First, an often-touted strength of GIS involves the linking of spatially referenced data sets, many times collected by different agencies for different purposes. Assessments of data quality and accurate analysis (and visualization) of data uncertainty are critical to attaching scientific inference to data linked and displayed in a GIS. The accurate use of GIS in spatial analysis requires development of tools for addressing uncertainty (both statistical and deterministic) within the GIS environment. Otherwise, GIS offers many advances in creative data display and management, but actual analysis of data primarily occurs outside of the GIS (either in the head of the viewer of GIS output, or in specialized software packages). In short, without accurate presentation of uncertainty, associations between variables displayed in a good map of bad data often appear more believable than those displayed in a bad map of good data, and there is sizable potential for misinterpretation.
Second, many application areas focus on the analysis of observational
rather than experimental data. Different aspects of key issues in the analysis
of observational data surface in different application areas. For example,
the "modifiable areal unit problem" of geography has aspects in common
with sociology's and epidemiology's "ecologic fallacy" of assigning associations
observed in aggregate to individuals. Also, the latent variables of econometrics
and the notion of
unmeasured confounding in epidemiology are differently named manifestations
of the same problem. While these issues are not necessarily synonyms, they
nonetheless reflect different facets of deeper issues underlying all analyses
of observational data. As a result, there is need for more interdisciplinary
collaborations providing fundamental advances in spatial analysis of observational
data without "reinventing (or renaming) the wheel".

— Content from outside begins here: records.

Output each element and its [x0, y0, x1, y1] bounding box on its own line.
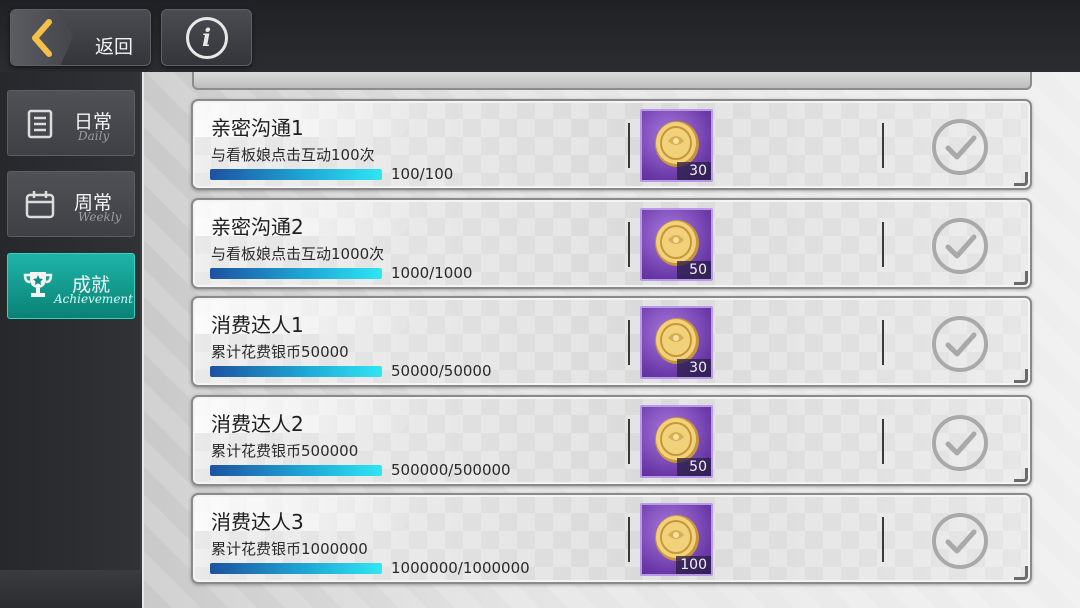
- achievement-title: 亲密沟通1: [211, 116, 304, 140]
- top-bar: 返回 i: [0, 0, 1080, 72]
- reward-item[interactable]: 100: [640, 503, 713, 576]
- completed-check-icon: [932, 513, 988, 569]
- progress-bar-fill: [210, 169, 382, 180]
- divider: [882, 123, 884, 168]
- divider: [882, 517, 884, 562]
- tab-daily[interactable]: 日常 Daily: [7, 90, 135, 156]
- divider: [882, 320, 884, 365]
- achievement-title: 消费达人1: [211, 313, 304, 337]
- achievement-description: 与看板娘点击互动100次: [211, 146, 375, 164]
- achievement-card: 亲密沟通1 与看板娘点击互动100次 100/100 30: [191, 99, 1032, 190]
- reward-count: 50: [677, 261, 711, 279]
- achievement-title: 亲密沟通2: [211, 215, 304, 239]
- achievement-card: 消费达人3 累计花费银币1000000 1000000/1000000 100: [191, 493, 1032, 584]
- divider: [628, 222, 630, 267]
- back-label: 返回: [95, 36, 134, 58]
- card-corner-ornament: [1014, 172, 1028, 186]
- progress-text: 500000/500000: [391, 461, 511, 479]
- sidebar-footer: [0, 570, 142, 608]
- list-item-partial: [192, 72, 1032, 90]
- achievement-title: 消费达人2: [211, 412, 304, 436]
- divider: [882, 419, 884, 464]
- tab-weekly[interactable]: 周常 Weekly: [7, 171, 135, 237]
- progress-bar: [210, 169, 382, 180]
- reward-item[interactable]: 30: [640, 109, 713, 182]
- tab-achievement[interactable]: 成就 Achievement: [7, 253, 135, 319]
- card-corner-ornament: [1014, 566, 1028, 580]
- achievement-card: 消费达人1 累计花费银币50000 50000/50000 30: [191, 296, 1032, 387]
- divider: [628, 517, 630, 562]
- sidebar: 日常 Daily 周常 Weekly 成就 Achievement: [0, 72, 142, 608]
- achievement-card: 消费达人2 累计花费银币500000 500000/500000 50: [191, 395, 1032, 486]
- card-corner-ornament: [1014, 369, 1028, 383]
- progress-text: 50000/50000: [391, 362, 492, 380]
- card-corner-ornament: [1014, 271, 1028, 285]
- achievement-description: 累计花费银币500000: [211, 442, 359, 460]
- divider: [628, 419, 630, 464]
- info-button[interactable]: i: [161, 9, 252, 66]
- achievement-title: 消费达人3: [211, 510, 304, 534]
- info-icon: i: [185, 16, 228, 59]
- progress-bar: [210, 563, 382, 574]
- progress-bar-fill: [210, 465, 382, 476]
- progress-bar-fill: [210, 268, 382, 279]
- progress-bar-fill: [210, 563, 382, 574]
- progress-bar: [210, 366, 382, 377]
- back-button[interactable]: 返回: [10, 9, 151, 66]
- completed-check-icon: [932, 316, 988, 372]
- list-icon: [27, 109, 53, 139]
- reward-count: 30: [677, 162, 711, 180]
- completed-check-icon: [932, 119, 988, 175]
- completed-check-icon: [932, 415, 988, 471]
- achievement-card: 亲密沟通2 与看板娘点击互动1000次 1000/1000 50: [191, 198, 1032, 289]
- progress-bar: [210, 268, 382, 279]
- progress-text: 1000/1000: [391, 264, 473, 282]
- card-corner-ornament: [1014, 468, 1028, 482]
- achievement-description: 与看板娘点击互动1000次: [211, 245, 385, 263]
- tab-daily-sublabel: Daily: [78, 129, 110, 143]
- completed-check-icon: [932, 218, 988, 274]
- reward-count: 100: [676, 556, 711, 574]
- divider: [628, 123, 630, 168]
- chevron-left-icon: [11, 10, 73, 65]
- calendar-icon: [25, 191, 55, 219]
- divider: [628, 320, 630, 365]
- progress-bar-fill: [210, 366, 382, 377]
- achievement-description: 累计花费银币1000000: [211, 540, 368, 558]
- progress-text: 100/100: [391, 165, 454, 183]
- reward-count: 30: [677, 359, 711, 377]
- trophy-icon: [23, 272, 53, 297]
- achievement-description: 累计花费银币50000: [211, 343, 349, 361]
- progress-bar: [210, 465, 382, 476]
- tab-achievement-sublabel: Achievement: [54, 292, 133, 306]
- reward-item[interactable]: 50: [640, 405, 713, 478]
- reward-item[interactable]: 50: [640, 208, 713, 281]
- reward-count: 50: [677, 458, 711, 476]
- tab-weekly-sublabel: Weekly: [78, 210, 122, 224]
- reward-item[interactable]: 30: [640, 306, 713, 379]
- progress-text: 1000000/1000000: [391, 559, 530, 577]
- divider: [882, 222, 884, 267]
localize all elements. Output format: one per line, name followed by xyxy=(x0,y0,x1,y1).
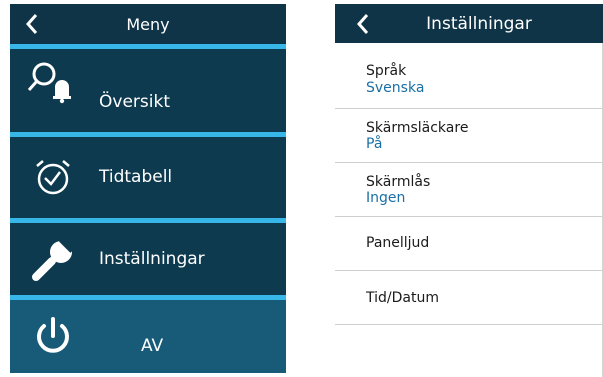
setting-value: Ingen xyxy=(366,190,406,206)
settings-row-skarmlas[interactable]: Skärmlås Ingen xyxy=(335,163,603,216)
setting-label: Skärmlås xyxy=(366,174,431,190)
settings-row-sprak[interactable]: Språk Svenska xyxy=(335,43,603,109)
row-divider xyxy=(335,324,603,325)
search-bell-icon xyxy=(27,62,71,104)
wrench-icon xyxy=(32,235,78,281)
menu-item-label: Tidtabell xyxy=(99,167,173,187)
settings-title: Inställningar xyxy=(426,14,532,34)
menu-item-tidtabell[interactable]: Tidtabell xyxy=(10,137,286,218)
off-button[interactable]: AV xyxy=(10,300,286,373)
settings-header: Inställningar xyxy=(335,4,603,43)
setting-label: Tid/Datum xyxy=(366,290,439,306)
setting-value: Svenska xyxy=(366,80,425,96)
settings-row-tid-datum[interactable]: Tid/Datum xyxy=(335,271,603,324)
clock-icon xyxy=(36,160,70,195)
menu-header: Meny xyxy=(10,4,286,44)
menu-title: Meny xyxy=(126,15,170,34)
setting-label: Skärmsläckare xyxy=(366,120,469,136)
menu-item-installningar[interactable]: Inställningar xyxy=(10,223,286,295)
setting-label: Panelljud xyxy=(366,235,430,251)
settings-row-skarmslackare[interactable]: Skärmsläckare På xyxy=(335,109,603,162)
settings-panel: Inställningar Språk Svenska Skärmsläckar… xyxy=(335,4,603,377)
setting-label: Språk xyxy=(366,63,407,79)
power-icon xyxy=(37,317,69,353)
menu-item-oversikt[interactable]: Översikt xyxy=(10,49,286,115)
menu-item-label: Inställningar xyxy=(99,249,205,269)
menu-panel: Meny Översikt Tidtabell Inställningar AV xyxy=(10,4,286,373)
settings-row-panelljud[interactable]: Panelljud xyxy=(335,217,603,270)
menu-item-label: Översikt xyxy=(99,92,170,112)
setting-value: På xyxy=(366,136,383,152)
menu-item-label: AV xyxy=(141,336,164,356)
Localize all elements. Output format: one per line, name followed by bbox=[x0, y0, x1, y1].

Advances in the utility of GIS and spatial analysis in any of a variety of application areas similarly would profit from interdisciplinary developments. GIS advocates the introduction of spatial thinking into application areas, however I also believe GIS can benefit from the introduction of application area thinking. For example, the field of epidemiology can benefit from the introduction of spatial analysis techniques, but not at the sacrifice of well-developed concepts such as confounding, causation, and the ecologic fallacy. The underlying goal in introducing GIS as an analysis tool should not be only to enable novel analyses, but to enable better analyses. In some cases this will involve construction of new analytic techniques enabled by GIS, but in others the true utility of GIS lies in increased efficiency in design and implementation of established approaches. Determining which is most appropriate requires creative insight from GIS developers, spatial analysts, and application area experts.